Immigrant women likely to encounter violence after crossing the border, panelists say

Matthew Adams

The LBJ School of Public Affairs held a conference Friday to discuss violence immigrant women face along the U.S.-Mexico border.

Austin-area immigrants and people in careers affiliated with immigration addressed issues such as rape, domestic violence and other forms of violence experienced by women coming to United States from Central and South America. Speakers also addressed issues concerning women in U.S. immigrant detention centers.

Many women emigrating from their home countries have been victims of violence, and that victimization often continues after they arrive in the U.S., according to Laurie Cook Heffron, researcher program coordinator at UT’s Institute on Domestic Violence and Sexual Assault.

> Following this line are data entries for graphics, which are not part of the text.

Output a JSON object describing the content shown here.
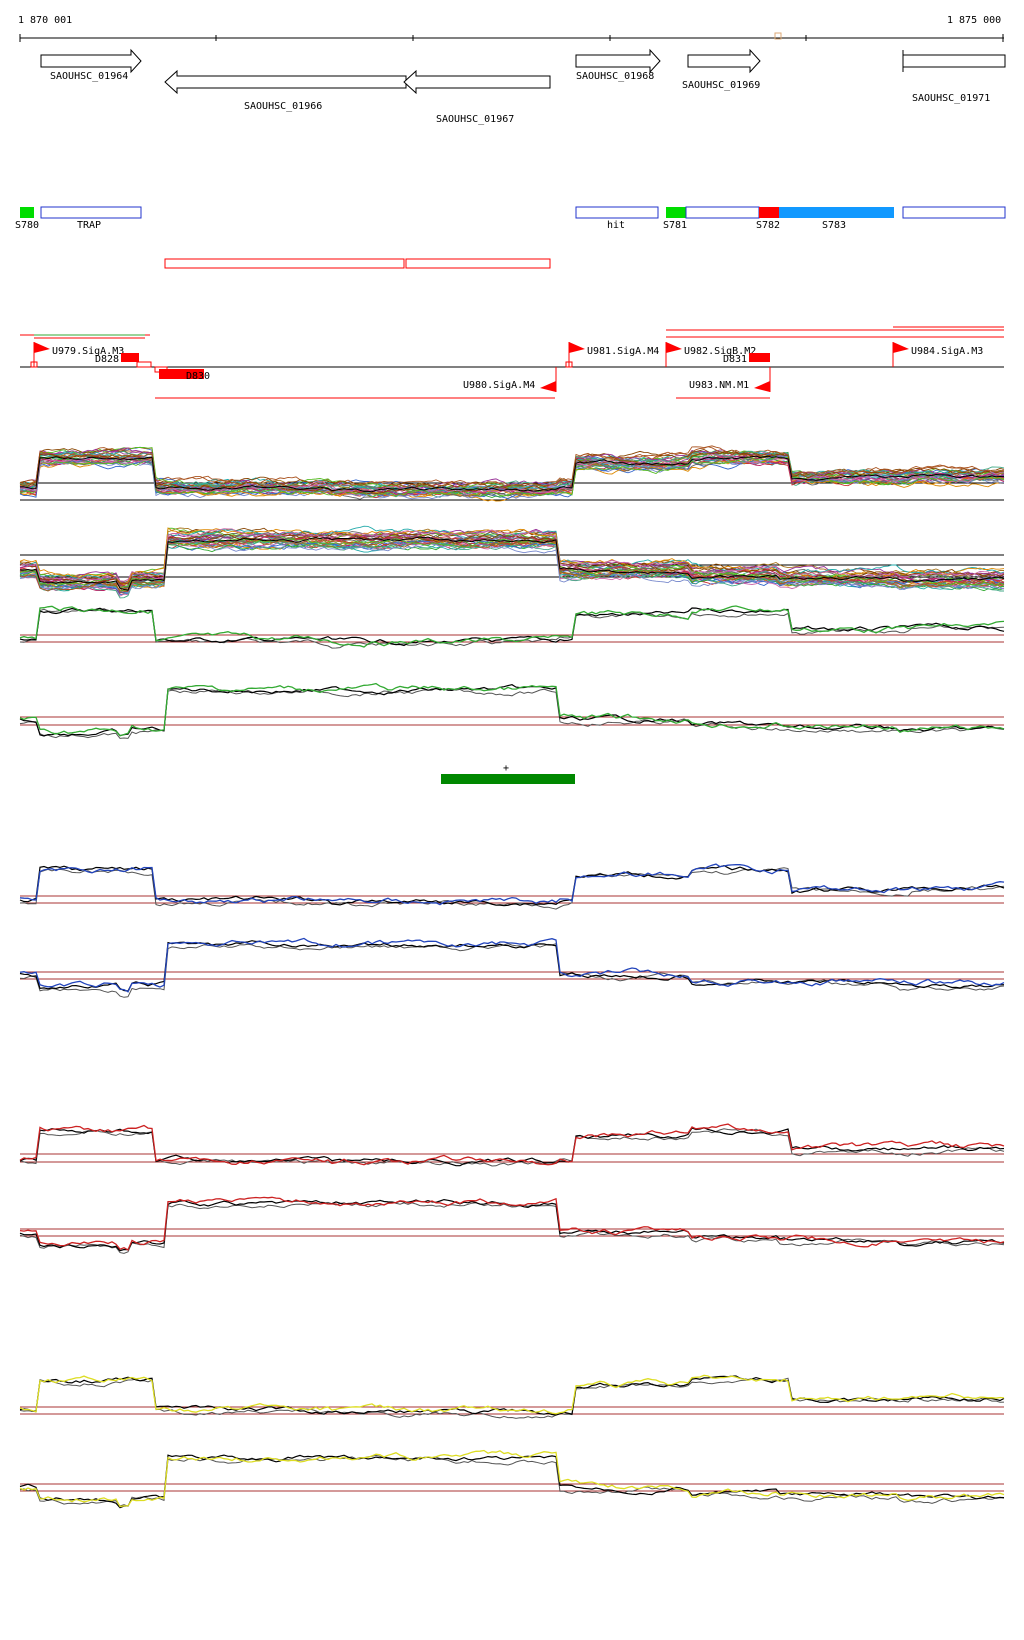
{
  "ruler": {
    "start_label": "1 870 001",
    "end_label": "1 875 000"
  },
  "genes": [
    {
      "label": "SAOUHSC_01964",
      "strand": "+"
    },
    {
      "label": "SAOUHSC_01966",
      "strand": "-"
    },
    {
      "label": "SAOUHSC_01967",
      "strand": "-"
    },
    {
      "label": "SAOUHSC_01968",
      "strand": "+"
    },
    {
      "label": "SAOUHSC_01969",
      "strand": "+"
    },
    {
      "label": "SAOUHSC_01971",
      "strand": "+"
    }
  ],
  "segments": [
    {
      "label": "S780",
      "color": "#00dd00"
    },
    {
      "label": "TRAP",
      "color": "#2233cc"
    },
    {
      "label": "hit",
      "color": "#2233cc"
    },
    {
      "label": "S781",
      "color": "#00dd00"
    },
    {
      "label": "S782",
      "color": "#ff0000"
    },
    {
      "label": "S783",
      "color": "#1199ff"
    }
  ],
  "promoters": [
    {
      "label": "U979.SigA.M3",
      "strand": "+"
    },
    {
      "label": "D828",
      "strand": "+"
    },
    {
      "label": "D830",
      "strand": "-"
    },
    {
      "label": "U980.SigA.M4",
      "strand": "-"
    },
    {
      "label": "U981.SigA.M4",
      "strand": "+"
    },
    {
      "label": "U982.SigB.M2",
      "strand": "+"
    },
    {
      "label": "D831",
      "strand": "+"
    },
    {
      "label": "U983.NM.M1",
      "strand": "-"
    },
    {
      "label": "U984.SigA.M3",
      "strand": "+"
    }
  ],
  "marker": {
    "label": "+",
    "color": "#008800"
  },
  "track_colors": {
    "green": "#33aa33",
    "blue": "#2244bb",
    "red": "#cc2222",
    "yellow": "#dddd22",
    "ref_line": "#aa3333"
  }
}
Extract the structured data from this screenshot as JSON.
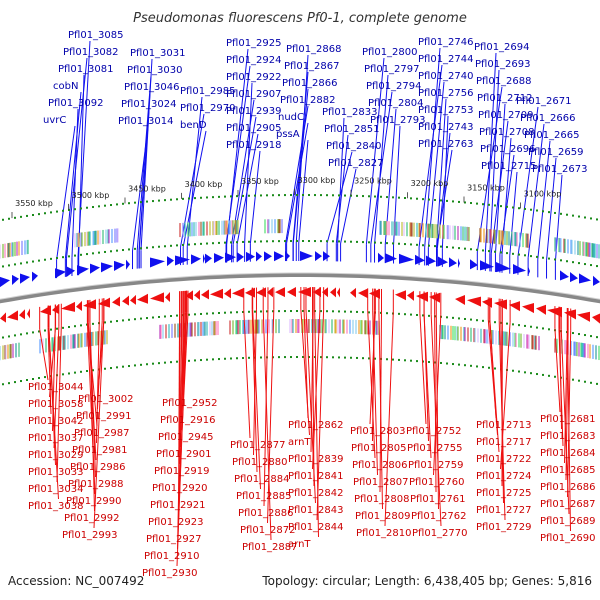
{
  "title": "Pseudomonas fluorescens Pf0-1, complete genome",
  "accession_text": "Accession: NC_007492",
  "topology_text": "Topology: circular; Length: 6,438,405 bp; Genes: 5,816",
  "colors": {
    "forward": "#1010ee",
    "reverse": "#ee1010",
    "backbone": "#888888",
    "tick_dot": "#1a8a1a"
  },
  "scale_ticks": [
    "3550 kbp",
    "3500 kbp",
    "3450 kbp",
    "3400 kbp",
    "3350 kbp",
    "3300 kbp",
    "3250 kbp",
    "3200 kbp",
    "3150 kbp",
    "3100 kbp"
  ],
  "top_labels": [
    "Pfl01_3085",
    "Pfl01_3082",
    "Pfl01_3081",
    "cobN",
    "Pfl01_3092",
    "uvrC",
    "Pfl01_3031",
    "Pfl01_3030",
    "Pfl01_3046",
    "Pfl01_3024",
    "Pfl01_3014",
    "Pfl01_2985",
    "Pfl01_2970",
    "benD",
    "Pfl01_2925",
    "Pfl01_2924",
    "Pfl01_2922",
    "Pfl01_2907",
    "Pfl01_2939",
    "Pfl01_2905",
    "Pfl01_2918",
    "Pfl01_2868",
    "Pfl01_2867",
    "Pfl01_2866",
    "Pfl01_2882",
    "nudC",
    "pssA",
    "Pfl01_2833",
    "Pfl01_2851",
    "Pfl01_2840",
    "Pfl01_2827",
    "Pfl01_2800",
    "Pfl01_2797",
    "Pfl01_2794",
    "Pfl01_2804",
    "Pfl01_2793",
    "Pfl01_2746",
    "Pfl01_2744",
    "Pfl01_2740",
    "Pfl01_2756",
    "Pfl01_2753",
    "Pfl01_2743",
    "Pfl01_2763",
    "Pfl01_2694",
    "Pfl01_2693",
    "Pfl01_2688",
    "Pfl01_2712",
    "Pfl01_2709",
    "Pfl01_2708",
    "Pfl01_2696",
    "Pfl01_2715",
    "Pfl01_2671",
    "Pfl01_2666",
    "Pfl01_2665",
    "Pfl01_2659",
    "Pfl01_2673"
  ],
  "bottom_labels": [
    "Pfl01_3044",
    "Pfl01_3058",
    "Pfl01_3042",
    "Pfl01_3037",
    "Pfl01_3029",
    "Pfl01_3033",
    "Pfl01_3034",
    "Pfl01_3038",
    "Pfl01_3002",
    "Pfl01_2991",
    "Pfl01_2987",
    "Pfl01_2981",
    "Pfl01_2986",
    "Pfl01_2988",
    "Pfl01_2990",
    "Pfl01_2992",
    "Pfl01_2993",
    "Pfl01_2952",
    "Pfl01_2916",
    "Pfl01_2945",
    "Pfl01_2901",
    "Pfl01_2919",
    "Pfl01_2920",
    "Pfl01_2921",
    "Pfl01_2923",
    "Pfl01_2927",
    "Pfl01_2910",
    "Pfl01_2930",
    "Pfl01_2877",
    "Pfl01_2880",
    "Pfl01_2884",
    "Pfl01_2885",
    "Pfl01_2886",
    "Pfl01_2872",
    "Pfl01_2887",
    "Pfl01_2862",
    "arnT",
    "Pfl01_2839",
    "Pfl01_2841",
    "Pfl01_2842",
    "Pfl01_2843",
    "Pfl01_2844",
    "arnT",
    "Pfl01_2803",
    "Pfl01_2805",
    "Pfl01_2806",
    "Pfl01_2807",
    "Pfl01_2808",
    "Pfl01_2809",
    "Pfl01_2810",
    "Pfl01_2752",
    "Pfl01_2755",
    "Pfl01_2759",
    "Pfl01_2760",
    "Pfl01_2761",
    "Pfl01_2762",
    "Pfl01_2770",
    "Pfl01_2713",
    "Pfl01_2717",
    "Pfl01_2722",
    "Pfl01_2724",
    "Pfl01_2725",
    "Pfl01_2727",
    "Pfl01_2729",
    "Pfl01_2681",
    "Pfl01_2683",
    "Pfl01_2684",
    "Pfl01_2685",
    "Pfl01_2686",
    "Pfl01_2687",
    "Pfl01_2689",
    "Pfl01_2690"
  ]
}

“These women are trying to flee a fearful situation, but the detention centers they are put in do not help,” Heffron said. “Issues of sexual abuse have been raised within these centers and requests are being made into these investigations. Other forms of domestic violence and control such as physical violence, emotional abuse, threats and coercion can be seen.”  

Delfina Rossi, conference moderator and public affairs graduate student, said based from her own experiences and the experiences she has heard from others, she feels the U.S. has a responsibility to protect immigrant women.

“Wherever I have been, I am always an immigrant woman,” Rossi said. “As a feminist, we should all advocate for a better society where women don’t have to flee their country because they are afraid to be killed. The U.S. should be held responsible for violations of human and women rights.”

Rossi said Grassroots Leadership, an organization working to reduce immigrant detention, will work with UT students to protest against the conditions of an immigrant detention center in Dilley, Texas, later this month.

According to Heffron, a bigger problem exists in the “Northern Triangle” — Guatemala, El Salvador and Honduras — where close to 50 percent of women experience domestic violence and there are some of the highest rates of femicide, or the act of killing women, in the world.

Ben Warner, a local counselor and therapist for couples and families, said he works with immigrant women to help provide them with a sense of safety. 

“Many of these women when they come do not have what is necessary to help in a court setting,” Warner said. “Psychological testing can advocate for a client to be able to live here.”